Quem era Nuno Loureiro, o físico português morto em Boston

 


Nuno Loureiro, físico português de 47 anos, morreu esta terça-feira em Boston, nos Estados Unidos. O investigador, natural de Viseu, era uma das figuras mais respeitadas da ciência portuguesa no estrangeiro e dirigia um dos centros de investigação mais prestigiados do mundo, no Massachusetts Institute of Technology (MIT).

Desde muito cedo manifestou o desejo de seguir uma carreira científica, apesar de não existir tradição académica na família. Licenciado pelo Instituto Superior Técnico, em Lisboa, construiu um percurso académico de excelência que o levou a afirmar-se como referência internacional na área da física teórica e da fusão nuclear.

No início de maio de 2024, Nuno Loureiro foi nomeado diretor do MIT Plasma Science and Fusion Center, um dos mais importantes centros de investigação em ciência dos plasmas e fusão nuclear a nível mundial. O centro conta com mais de 250 investigadores e dispõe de vários edifícios dedicados exclusivamente à investigação laboratorial.

Especialista em fusão nuclear, Loureiro dedicou grande parte da sua carreira ao estudo de fenómenos como a turbulência de plasmas e a reconexão magnética, processos fundamentais para o desenvolvimento desta forma de energia. A fusão é apontada por muitos cientistas como uma possível resposta à crise energética global, por ser limpa, segura e praticamente ilimitada.

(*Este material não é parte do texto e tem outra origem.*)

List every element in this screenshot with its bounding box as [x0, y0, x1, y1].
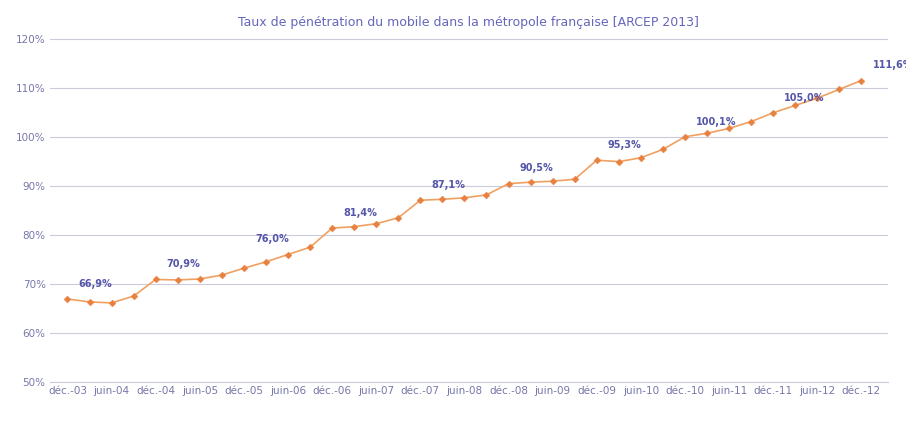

Doutorado pelo Imperial College de Londres, realizou pós-doutoramento na Universidade de Princeton e trabalhou no laboratório nacional de fusão nuclear do Reino Unido. Entre 2009 e 2015, regressou a Portugal, antes de aceitar o convite do MIT para integrar o seu corpo docente em 2016.

Em entrevistas recentes, Nuno Loureiro mostrava-se confiante de que os avanços alcançados nos últimos anos poderiam conduzir a resultados históricos num futuro próximo, sublinhando o papel crescente do investimento privado e filantrópico na investigação em fusão nuclear.

Para além do reconhecimento científico, era descrito pelos colegas como um investigador brilhante e um líder inspirador. Deixa a mulher e três filhas. A sua morte gerou uma onda de pesar na comunidade científica nacional e internacional.